CWE-342: Predictable Exact Value from Previous Values
Learn about CWE-342 (Predictable Exact Value from Previous Values), its security impact, exploitation methods, and prevention guidelines.
What is Predictable Exact Value from Previous Values?
• Overview: This vulnerability occurs when an exact value or random number can be predicted by analyzing previous values, compromising the randomness or unpredictability of data, which is crucial for security-related functions.
• Exploitation Methods:
- Attackers can observe previous outputs of a random number generator to predict future outputs.
- Common attack patterns include reverse-engineering the algorithm used for random number generation or exploiting insufficiently randomized sequences.
• Security Impact:
- Direct consequences include unauthorized access, data manipulation, or bypassing security controls.
- Potential cascading effects could involve broader system compromise and data breaches.
- Business impact may include loss of customer trust, financial loss, and legal repercussions.
• Prevention Guidelines:
- Use cryptographically secure random number generators instead of standard ones for security-sensitive operations.
- Ensure randomness algorithms are properly seeded and use sufficient entropy sources.
- Regularly update and patch software to mitigate known vulnerabilities.
- Utilize security libraries and frameworks that offer robust random number generation capabilities.
Corgea can automatically detect and fix Predictable Exact Value from Previous Values in your codebase. Try Corgea free today.
Technical Details
Likelihood of Exploit: Not specified
Affected Languages: Not Language-Specific
Affected Technologies: Not specified
Vulnerable Code Example
JavaScript Example
// Vulnerable code: This implementation uses a simple counter to generate "random" numbers.
// The sequence is predictable after observing a few outputs, as each number is just an increment of the previous.

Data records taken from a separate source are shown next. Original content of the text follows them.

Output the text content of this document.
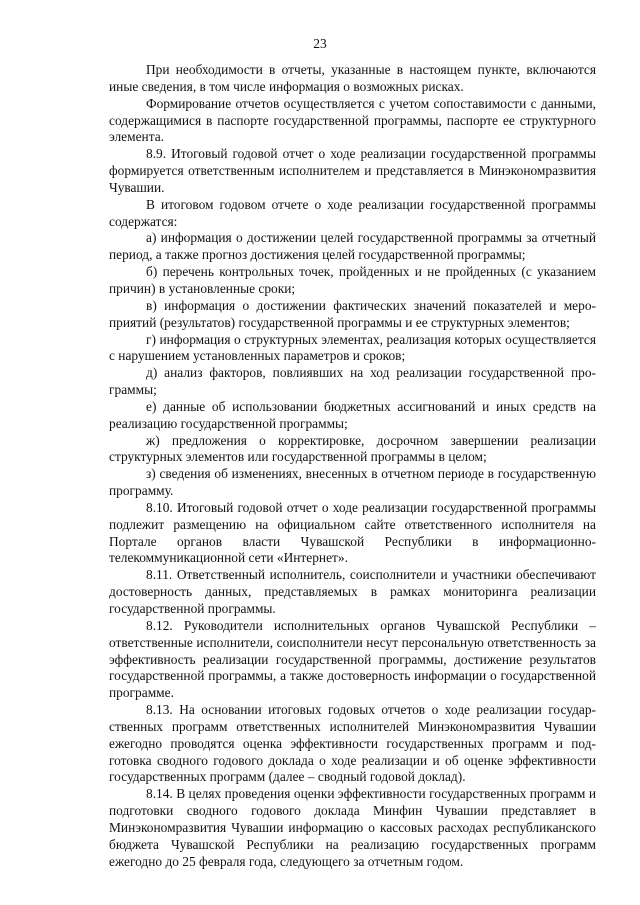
23

При необходимости в отчеты, указанные в настоящем пункте, включаются иные сведения, в том числе информация о возможных рисках.

Формирование отчетов осуществляется с учетом сопоставимости с данными, содержащимися в паспорте государственной программы, паспорте ее структурного элемента.

8.9. Итоговый годовой отчет о ходе реализации государственной программы формируется ответственным исполнителем и представляется в Минэкономразвития Чувашии.

В итоговом годовом отчете о ходе реализации государственной программы содержатся:

а) информация о достижении целей государственной программы за отчетный период, а также прогноз достижения целей государственной программы;

б) перечень контрольных точек, пройденных и не пройденных (с указанием причин) в установленные сроки;

в) информация о достижении фактических значений показателей и мероприятий (результатов) государственной программы и ее структурных элементов;

г) информация о структурных элементах, реализация которых осуществляется с нарушением установленных параметров и сроков;

д) анализ факторов, повлиявших на ход реализации государственной программы;

е) данные об использовании бюджетных ассигнований и иных средств на реализацию государственной программы;

ж) предложения о корректировке, досрочном завершении реализации структурных элементов или государственной программы в целом;

з) сведения об изменениях, внесенных в отчетном периоде в государственную программу.

8.10. Итоговый годовой отчет о ходе реализации государственной программы подлежит размещению на официальном сайте ответственного исполнителя на Портале органов власти Чувашской Республики в информационно-телекоммуникационной сети «Интернет».

8.11. Ответственный исполнитель, соисполнители и участники обеспечивают достоверность данных, представляемых в рамках мониторинга реализации государственной программы.

8.12. Руководители исполнительных органов Чувашской Республики – ответственные исполнители, соисполнители несут персональную ответственность за эффективность реализации государственной программы, достижение результатов государственной программы, а также достоверность информации о государственной программе.

8.13. На основании итоговых годовых отчетов о ходе реализации государственных программ ответственных исполнителей Минэкономразвития Чувашии ежегодно проводятся оценка эффективности государственных программ и подготовка сводного годового доклада о ходе реализации и об оценке эффективности государственных программ (далее – сводный годовой доклад).

8.14. В целях проведения оценки эффективности государственных программ и подготовки сводного годового доклада Минфин Чувашии представляет в Минэкономразвития Чувашии информацию о кассовых расходах республиканского бюджета Чувашской Республики на реализацию государственных программ ежегодно до 25 февраля года, следующего за отчетным годом.
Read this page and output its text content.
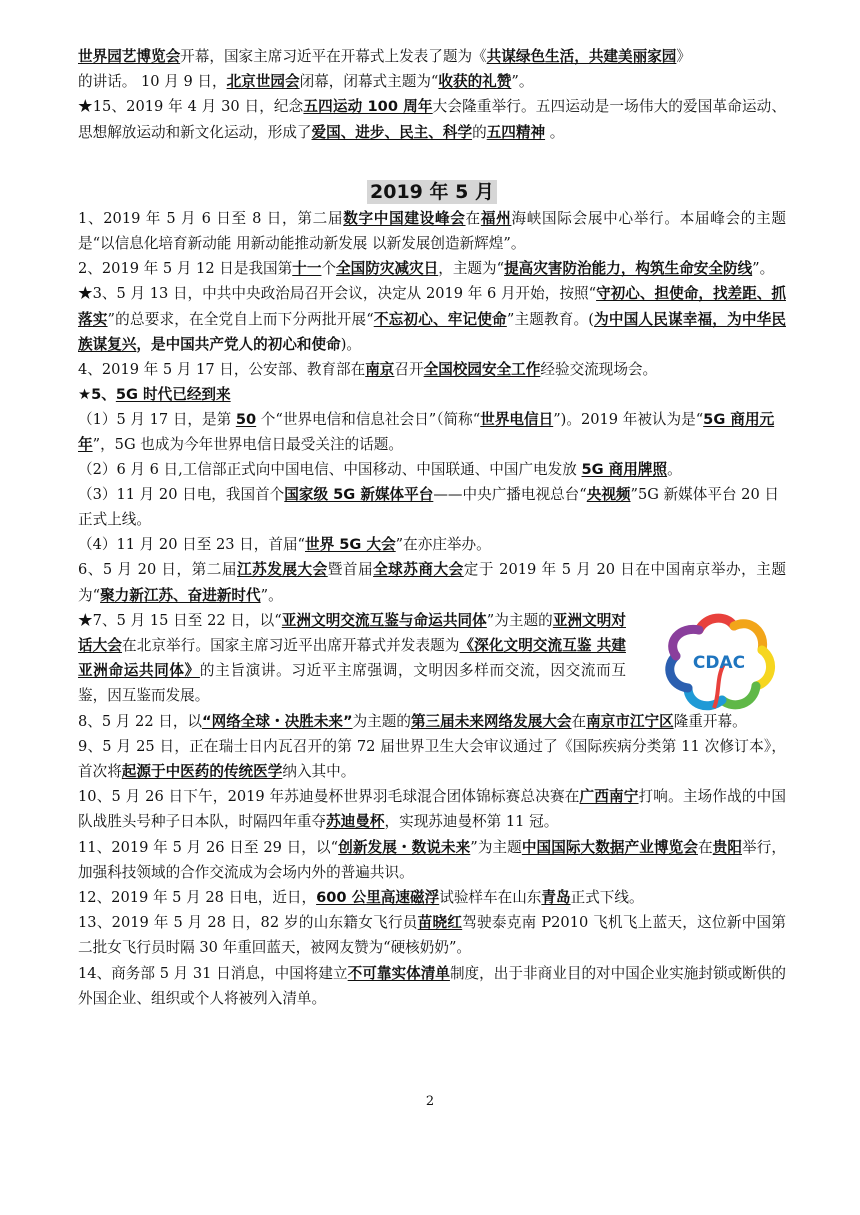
世界园艺博览会开幕，国家主席习近平在开幕式上发表了题为《共谋绿色生活，共建美丽家园》
的讲话。 10 月 9 日，北京世园会闭幕，闭幕式主题为“收获的礼赞”。

★15、2019 年 4 月 30 日，纪念五四运动 100 周年大会隆重举行。五四运动是一场伟大的爱国革命运动、思想解放运动和新文化运动，形成了爱国、进步、民主、科学的五四精神 。

2019 年 5 月

1、2019 年 5 月 6 日至 8 日，第二届数字中国建设峰会在福州海峡国际会展中心举行。本届峰会的主题是“以信息化培育新动能 用新动能推动新发展 以新发展创造新辉煌”。

2、2019 年 5 月 12 日是我国第十一个全国防灾减灾日，主题为“提高灾害防治能力，构筑生命安全防线”。

★3、5 月 13 日，中共中央政治局召开会议，决定从 2019 年 6 月开始，按照“守初心、担使命，找差距、抓落实”的总要求，在全党自上而下分两批开展“不忘初心、牢记使命”主题教育。(为中国人民谋幸福，为中华民族谋复兴，是中国共产党人的初心和使命)。

4、2019 年 5 月 17 日，公安部、教育部在南京召开全国校园安全工作经验交流现场会。

★5、5G 时代已经到来

（1）5 月 17 日，是第 50 个“世界电信和信息社会日”（简称“世界电信日”)。2019 年被认为是“5G 商用元年”，5G 也成为今年世界电信日最受关注的话题。

（2）6 月 6 日,工信部正式向中国电信、中国移动、中国联通、中国广电发放 5G 商用牌照。

（3）11 月 20 日电，我国首个国家级 5G 新媒体平台——中央广播电视总台“央视频”5G 新媒体平台 20 日正式上线。

（4）11 月 20 日至 23 日，首届“世界 5G 大会”在亦庄举办。

6、5 月 20 日，第二届江苏发展大会暨首届全球苏商大会定于 2019 年 5 月 20 日在中国南京举办，主题为“聚力新江苏、奋进新时代”。

★7、5 月 15 日至 22 日，以“亚洲文明交流互鉴与命运共同体”为主题的亚洲文明对话大会在北京举行。国家主席习近平出席开幕式并发表题为《深化文明交流互鉴 共建亚洲命运共同体》的主旨演讲。习近平主席强调，文明因多样而交流，因交流而互鉴，因互鉴而发展。

CDAC

8、5 月 22 日，以“网络全球・决胜未来”为主题的第三届未来网络发展大会在南京市江宁区隆重开幕。

9、5 月 25 日，正在瑞士日内瓦召开的第 72 届世界卫生大会审议通过了《国际疾病分类第 11 次修订本》，首次将起源于中医药的传统医学纳入其中。

10、5 月 26 日下午，2019 年苏迪曼杯世界羽毛球混合团体锦标赛总决赛在广西南宁打响。主场作战的中国队战胜头号种子日本队，时隔四年重夺苏迪曼杯，实现苏迪曼杯第 11 冠。

11、2019 年 5 月 26 日至 29 日，以“创新发展・数说未来”为主题中国国际大数据产业博览会在贵阳举行，加强科技领域的合作交流成为会场内外的普遍共识。

12、2019 年 5 月 28 日电，近日，600 公里高速磁浮试验样车在山东青岛正式下线。

13、2019 年 5 月 28 日，82 岁的山东籍女飞行员苗晓红驾驶泰克南 P2010 飞机飞上蓝天，这位新中国第二批女飞行员时隔 30 年重回蓝天，被网友赞为“硬核奶奶”。

14、商务部 5 月 31 日消息，中国将建立不可靠实体清单制度，出于非商业目的对中国企业实施封锁或断供的外国企业、组织或个人将被列入清单。

2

let counter = 0; // Initial counter value
function predictableRandom() {
return counter++; // Incrementing counter to generate the next "random" number
}
console.log(predictableRandom()); // Outputs: 0
console.log(predictableRandom()); // Outputs: 1
console.log(predictableRandom()); // Outputs: 2
Explanation
The above code demonstrates a vulnerability where the random number generator uses a simple counter increment. This makes the generated values predictable, as each output can be directly derived from the previous one by knowing the increment pattern. This is especially problematic in contexts where unpredictability is crucial, such as in generating tokens, session IDs, or cryptographic keys.
How to fix Predictable Exact Value from Previous Values?
To fix this vulnerability, use a cryptographically secure random number generator provided by modern JavaScript environments. These generators produce numbers that are non-deterministic and do not follow a predictable sequence.
Fixed Code Example
// Fixed code: Using a cryptographically secure random number generator
// This implementation uses Node.js's `crypto` module to generate secure random numbers.
const crypto = require('crypto');
function secureRandom() {
// Generates a random 32-bit integer within a specified range
return crypto.randomInt(0, 1000000); // Adjust the range as needed
}
console.log(secureRandom()); // Outputs: A secure random number
console.log(secureRandom()); // Outputs: Another secure random number
console.log(secureRandom()); // Outputs: Yet another secure random number
Explanation
In the fixed code, we use Node.js's crypto module's randomInt method, which generates a cryptographically secure random number within the specified range. This approach ensures that the numbers are not predictable, even after observing multiple outputs. Always prefer cryptographically secure functions over simple algorithms when randomness is required for security purposes. This is crucial in applications involving security, such as in cryptographic operations, where predictable numbers can lead to vulnerabilities.